My Q&A with the author:
How much work does your title do to take readers into the story?Visit Allie Reynolds's website.
Titles are so hard to get right! My novel, when I originally submitted it to agents, was titled The Icebreaker. I chose it because the icebreaker game the characters play in the reunion is a pivotal point in the story. Rather than breaking the ice, the game ends up doing the opposite and revealing deep, dark secrets that cause huge rifts between the characters, who are now trapped on an isolated mountaintop, all suspecting each other.
But my agent didn’t feel it was a strong enough title. I guess people might think an icebreaker refers to a ship that breaks the ice in Arctic waters! So we brainstormed alternative titles. My agent eventually came up with the title Shiver at 4AM one morning and I loved it. It definitely suits the novel, which is set on a freezing French glacier and is creepy rather than gory or overly violent, and I hope that readers will actually shiver as they read it!
How surprised would your teenage reader self be by your new novel?
My very first job was a Saturday job in a bookstore, aged fourteen, a job that lasted throughout my teenage years. I dreamt of being a writer ever since then. I even told my boss that, and he just laughed and said: “Doesn’t everyone?”
I’d love to tell my teenage self – and my boss – that one day my novel would end up in a ten-publisher auction and be translated into 19 languages!

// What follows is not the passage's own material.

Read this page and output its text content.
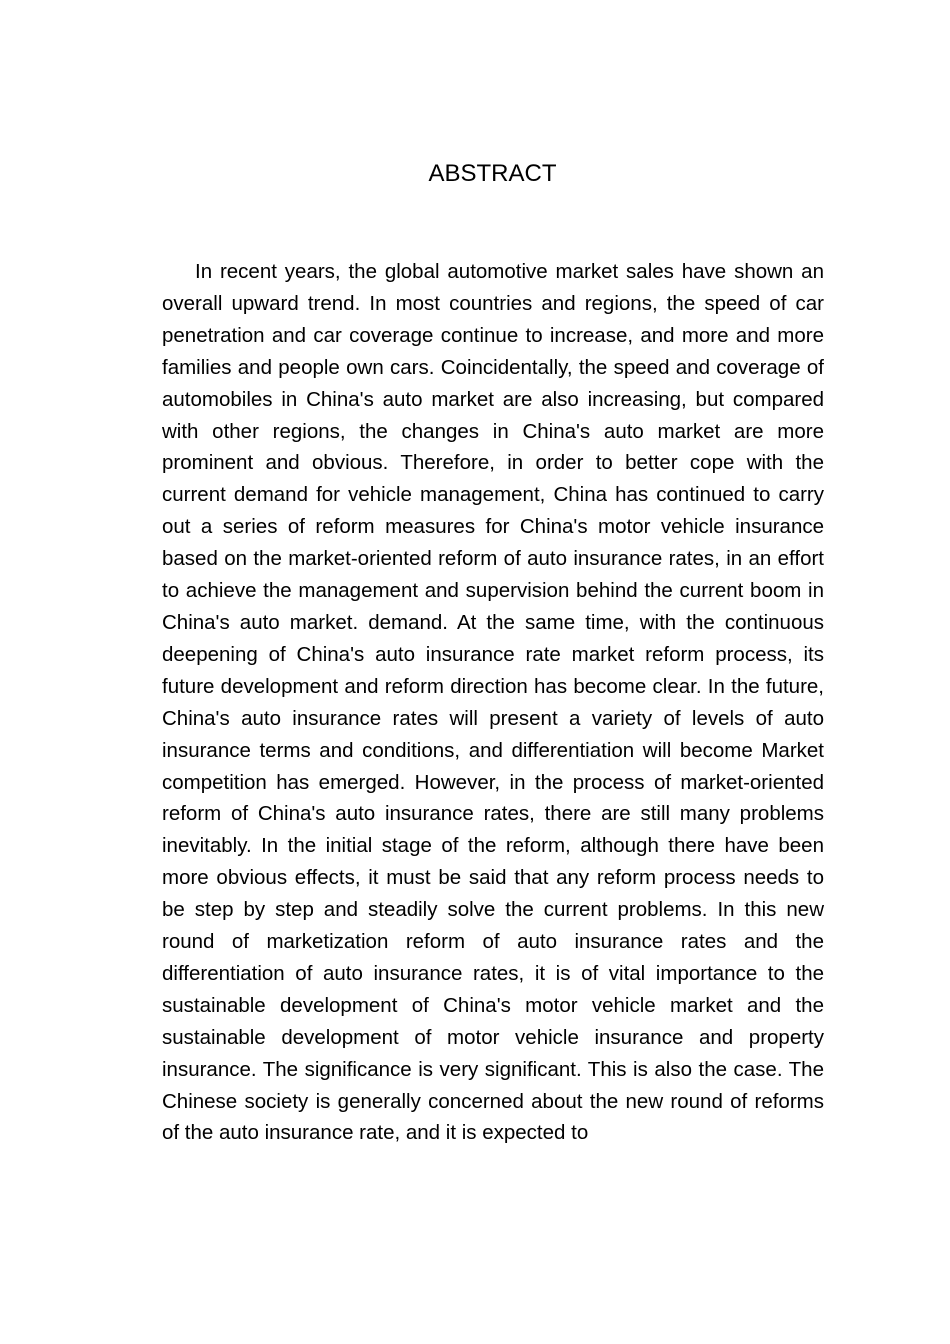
ABSTRACT

In recent years, the global automotive market sales have shown an overall upward trend. In most countries and regions, the speed of car penetration and car coverage continue to increase, and more and more families and people own cars. Coincidentally, the speed and coverage of automobiles in China's auto market are also increasing, but compared with other regions, the changes in China's auto market are more prominent and obvious. Therefore, in order to better cope with the current demand for vehicle management, China has continued to carry out a series of reform measures for China's motor vehicle insurance based on the market-oriented reform of auto insurance rates, in an effort to achieve the management and supervision behind the current boom in China's auto market. demand. At the same time, with the continuous deepening of China's auto insurance rate market reform process, its future development and reform direction has become clear. In the future, China's auto insurance rates will present a variety of levels of auto insurance terms and conditions, and differentiation will become Market competition has emerged. However, in the process of market-oriented reform of China's auto insurance rates, there are still many problems inevitably. In the initial stage of the reform, although there have been more obvious effects, it must be said that any reform process needs to be step by step and steadily solve the current problems. In this new round of marketization reform of auto insurance rates and the differentiation of auto insurance rates, it is of vital importance to the sustainable development of China's motor vehicle market and the sustainable development of motor vehicle insurance and property insurance. The significance is very significant. This is also the case. The Chinese society is generally concerned about the new round of reforms of the auto insurance rate, and it is expected to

In my late teenage years, I became obsessed with snowboarding and the icy white world of the high mountains and started writing a journal which eventually became a novel set in that world. It took me another twenty years to get it right!

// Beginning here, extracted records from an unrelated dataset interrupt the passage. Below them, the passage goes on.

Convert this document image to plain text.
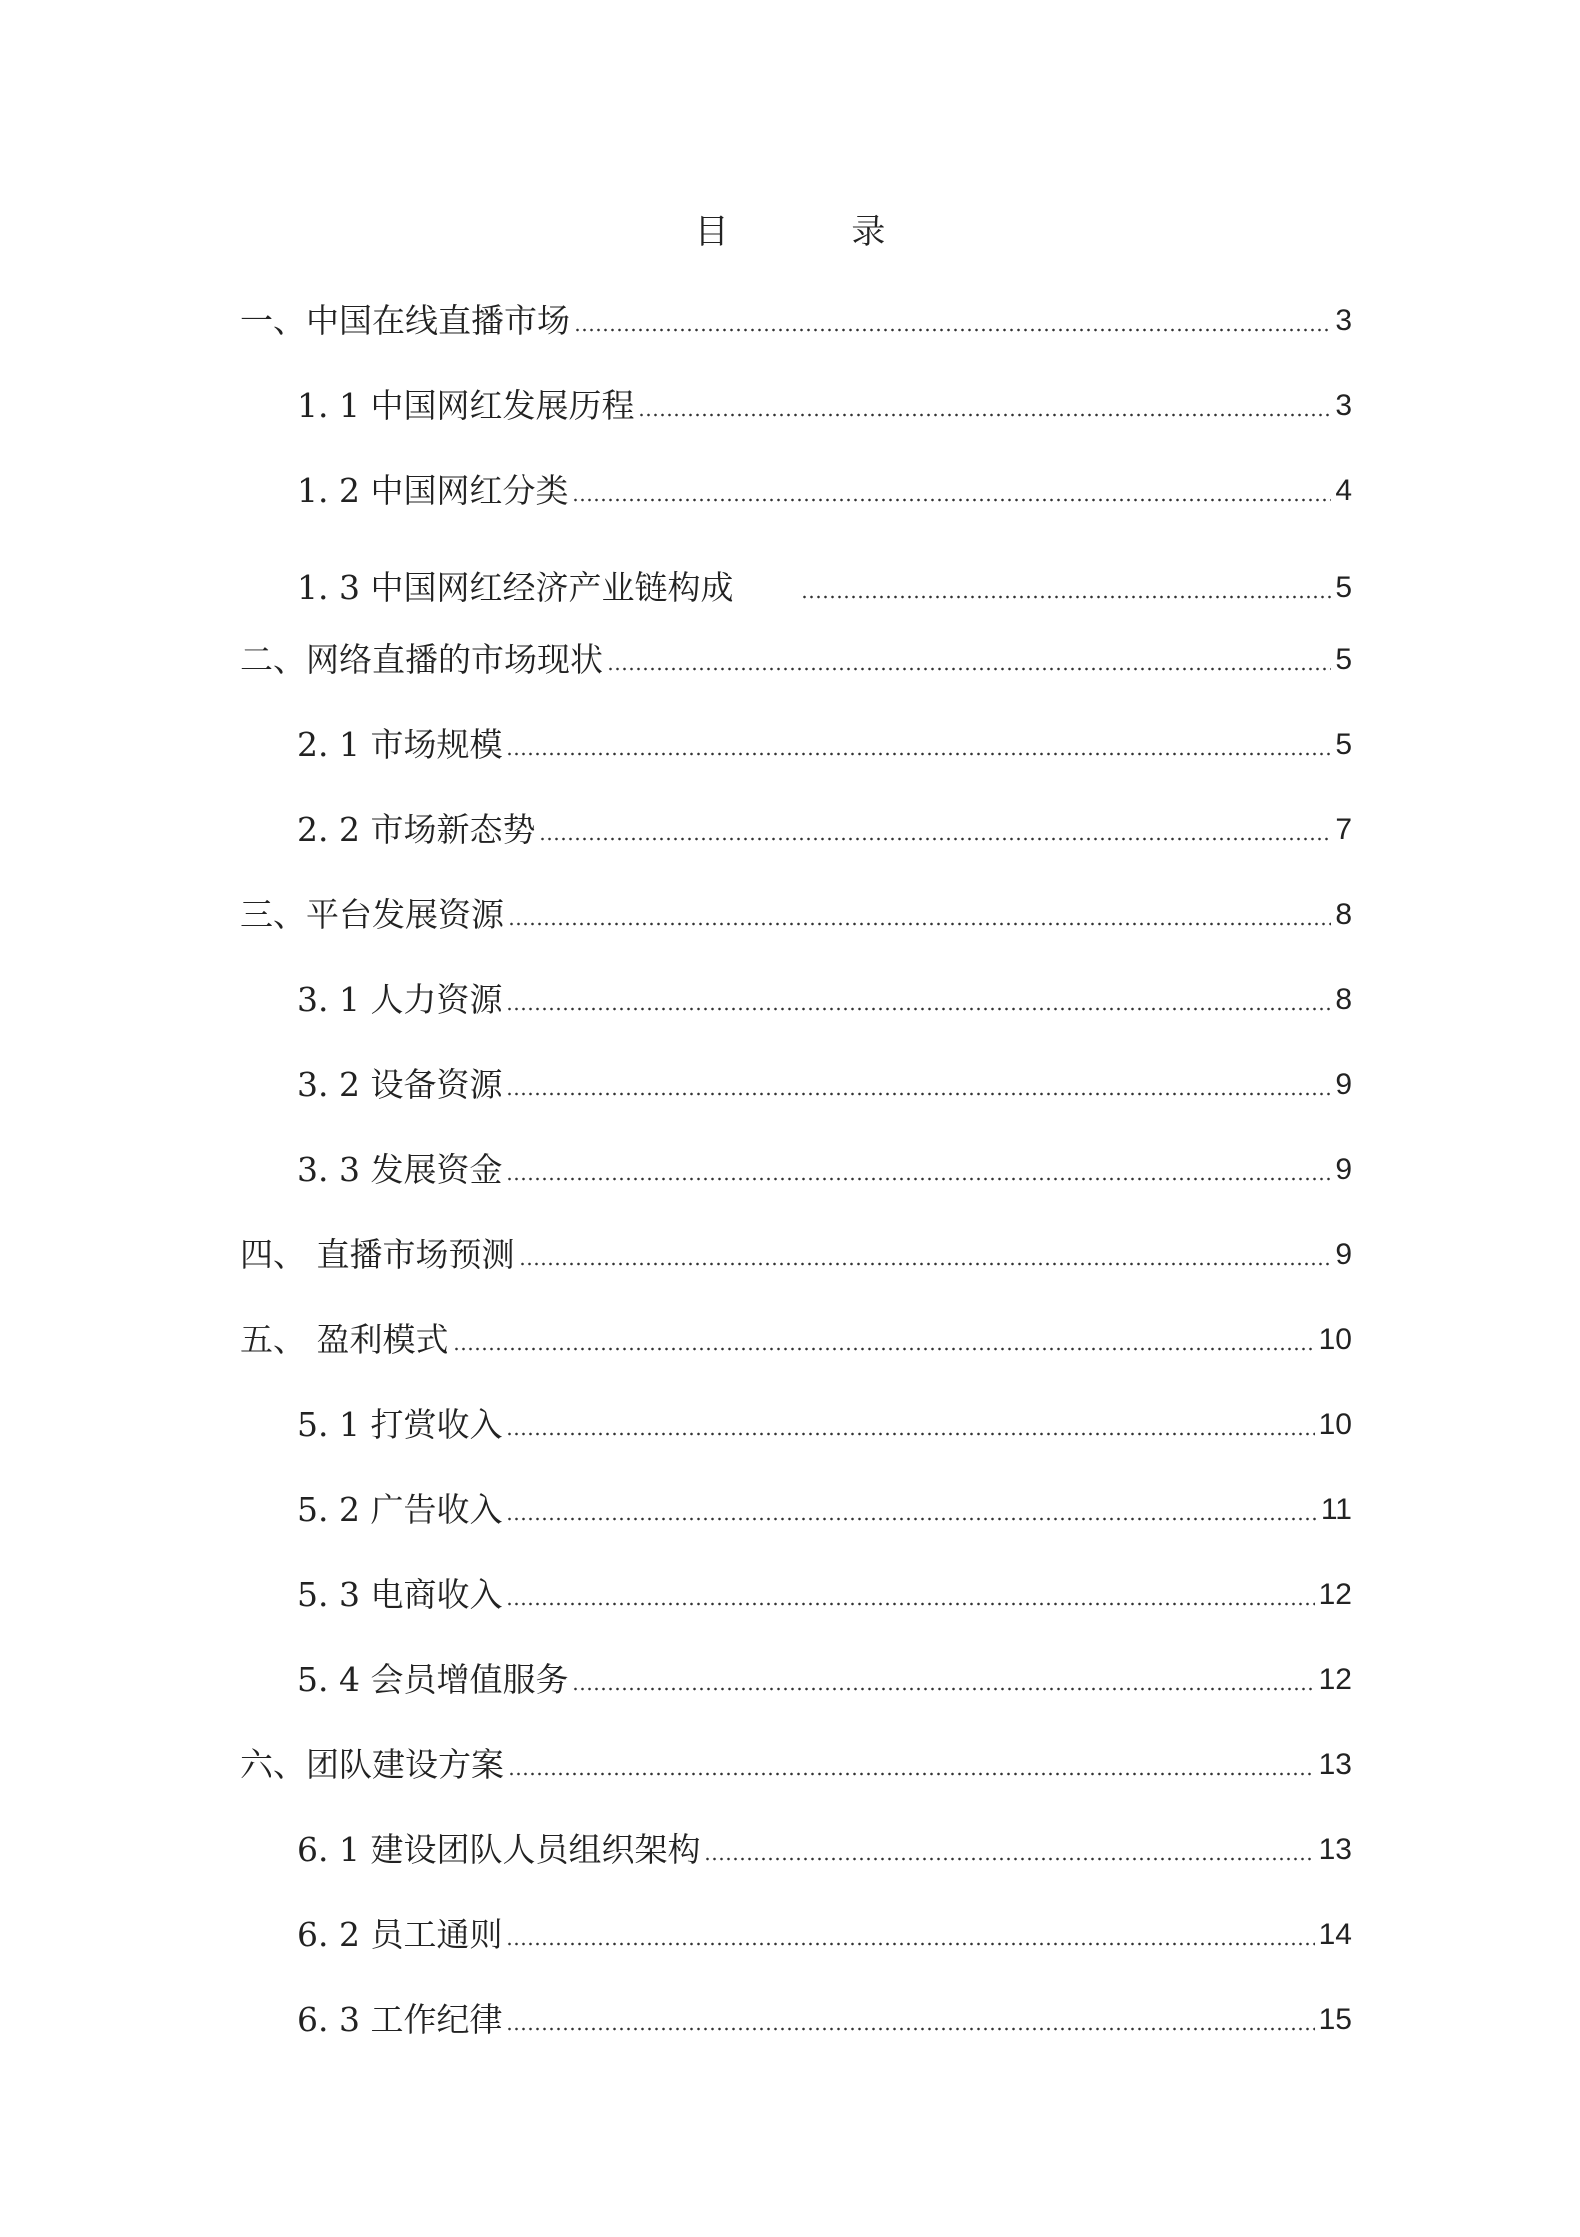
目 录
一、中国在线直播市场	3
1. 1 中国网红发展历程	3
1. 2 中国网红分类	4
1. 3 中国网红经济产业链构成	5
二、网络直播的市场现状	5
2. 1 市场规模	5
2. 2 市场新态势	7
三、平台发展资源	8
3. 1 人力资源	8
3. 2 设备资源	9
3. 3 发展资金	9
四、 直播市场预测	9
五、 盈利模式	10
5. 1 打赏收入	10
5. 2 广告收入	11
5. 3 电商收入	12
5. 4 会员增值服务	12
六、团队建设方案	13
6. 1 建设团队人员组织架构	13
6. 2 员工通则	14
6. 3 工作纪律	15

Do you find it harder to write beginnings or endings?
I think both are hard! I have five earlier attempts at novels and always sweated for ages trying to get the opening right. With Shiver, the opening came very smoothly. I came up with the prologue and opening lines late one night when I couldn’t sleep, so I turned the light on and wrote them down before I forgot them, and those lines have barely changed since. My brilliant agent and editors took my manuscript through lots of revisions but I’m happy to say they didn’t change a single word of the prologue! I’m glad I was sleepless that night.
As for the ending, my agent asked for another twist, so I brainstormed various options and luckily I came up with a twist that we both loved. With my previous novels, the endings often only come with time, sometimes months later.
Which do you change more?
I edit obsessively as I go along. This means that by the time I reach the end of my first draft, the opening has already been edited thousands of times! So I definitely change the opening more than the ending. Also I think those opening lines and chapters are so important as a way to draw your readers into the story, so it’s crucial to get them as good as they can possibly be. We don’t want anything that drags the pace or bores the reader in those early pages, otherwise they might stop reading and put the book down.

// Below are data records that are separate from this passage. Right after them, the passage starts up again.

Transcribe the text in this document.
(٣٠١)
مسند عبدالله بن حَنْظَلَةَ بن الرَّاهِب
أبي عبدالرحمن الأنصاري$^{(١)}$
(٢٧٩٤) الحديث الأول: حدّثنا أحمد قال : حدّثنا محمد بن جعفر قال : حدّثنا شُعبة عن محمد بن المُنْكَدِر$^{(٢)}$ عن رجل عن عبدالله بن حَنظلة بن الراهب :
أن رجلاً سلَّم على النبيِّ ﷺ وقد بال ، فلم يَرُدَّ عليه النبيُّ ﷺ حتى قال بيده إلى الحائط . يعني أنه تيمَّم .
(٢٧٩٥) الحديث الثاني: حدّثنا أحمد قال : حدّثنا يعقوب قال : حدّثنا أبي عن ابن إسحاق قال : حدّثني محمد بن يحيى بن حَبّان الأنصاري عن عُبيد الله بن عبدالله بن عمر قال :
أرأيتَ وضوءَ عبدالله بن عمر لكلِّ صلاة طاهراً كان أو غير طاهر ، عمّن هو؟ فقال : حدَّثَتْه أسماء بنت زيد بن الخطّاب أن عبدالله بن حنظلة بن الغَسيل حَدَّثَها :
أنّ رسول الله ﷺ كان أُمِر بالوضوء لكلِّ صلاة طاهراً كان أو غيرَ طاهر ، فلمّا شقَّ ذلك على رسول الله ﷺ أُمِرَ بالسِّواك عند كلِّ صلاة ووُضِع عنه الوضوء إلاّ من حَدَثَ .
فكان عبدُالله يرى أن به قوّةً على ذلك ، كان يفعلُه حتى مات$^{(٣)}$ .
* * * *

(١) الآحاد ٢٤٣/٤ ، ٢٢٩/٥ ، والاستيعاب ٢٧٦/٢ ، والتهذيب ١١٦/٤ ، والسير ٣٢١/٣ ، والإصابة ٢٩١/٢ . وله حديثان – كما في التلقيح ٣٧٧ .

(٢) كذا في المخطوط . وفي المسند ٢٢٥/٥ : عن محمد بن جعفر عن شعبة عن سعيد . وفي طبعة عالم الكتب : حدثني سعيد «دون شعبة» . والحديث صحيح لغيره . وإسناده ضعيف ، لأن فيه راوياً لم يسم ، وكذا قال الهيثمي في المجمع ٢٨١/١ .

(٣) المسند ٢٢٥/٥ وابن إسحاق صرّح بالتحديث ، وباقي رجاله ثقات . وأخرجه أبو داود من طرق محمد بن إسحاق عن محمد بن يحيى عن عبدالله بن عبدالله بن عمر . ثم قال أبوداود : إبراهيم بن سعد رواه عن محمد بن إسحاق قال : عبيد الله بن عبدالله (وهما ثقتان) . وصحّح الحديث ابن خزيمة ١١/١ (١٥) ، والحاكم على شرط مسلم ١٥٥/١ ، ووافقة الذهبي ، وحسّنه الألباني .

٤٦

Do you see much of yourself in your characters? Do they have any connection to your personality, or are they a world apart?
The voice of Milla Anderson, the female protagonist in Shiver, came really easily because she’s a lot like me – a feisty, determined tomboy – only she’s a lot more competitive, and a whole lot braver – as well as being a way better snowboarder than I ever was! The other characters in Shiver are also highly competitive. With Shiver being a thriller, it worked well to have them competitive – it drove the plot. In my opinion, we see a lot of highly competitive males in our society, and we tend to admire them, yet we see far fewer overtly competitive females. If they are competitive, they sometimes end up being criticised, so naturally women may feel the need to hide their competitive streak. In Shiver, I wanted to show a group of female characters who are competitive and not ashamed of it.
I get frustrated by women being portrayed as weak and helpless victims in crime novels and thrillers. I hope the female characters in Shiver are just as strong as the male characters – if not more so.
What non-literary inspirations have influenced your writing?
I love sports – particularly board sports. I snowboarded for years, then switched to surfing about fifteen years ago, and I’ve tried just about every board sport there is. As a former athlete, I’m always fascinated by top athletes in other sports. I’m interested in their lives, their mindsets, how they mix their ambitions with their personal relationships, and in the mind games they’re often known to play with rivals. I love reading athletes’ memoirs and figuring out what drives them. Sports psychology is an area of recent interest to me, too.
I love reading fiction with a sports theme and it seems to me that there isn’t that much of it, so I’m filling a void and I hope to incorporate sports in my future novels too. Athletes make great thriller characters, in my opinion because they’re driven, single-minded and ruthless!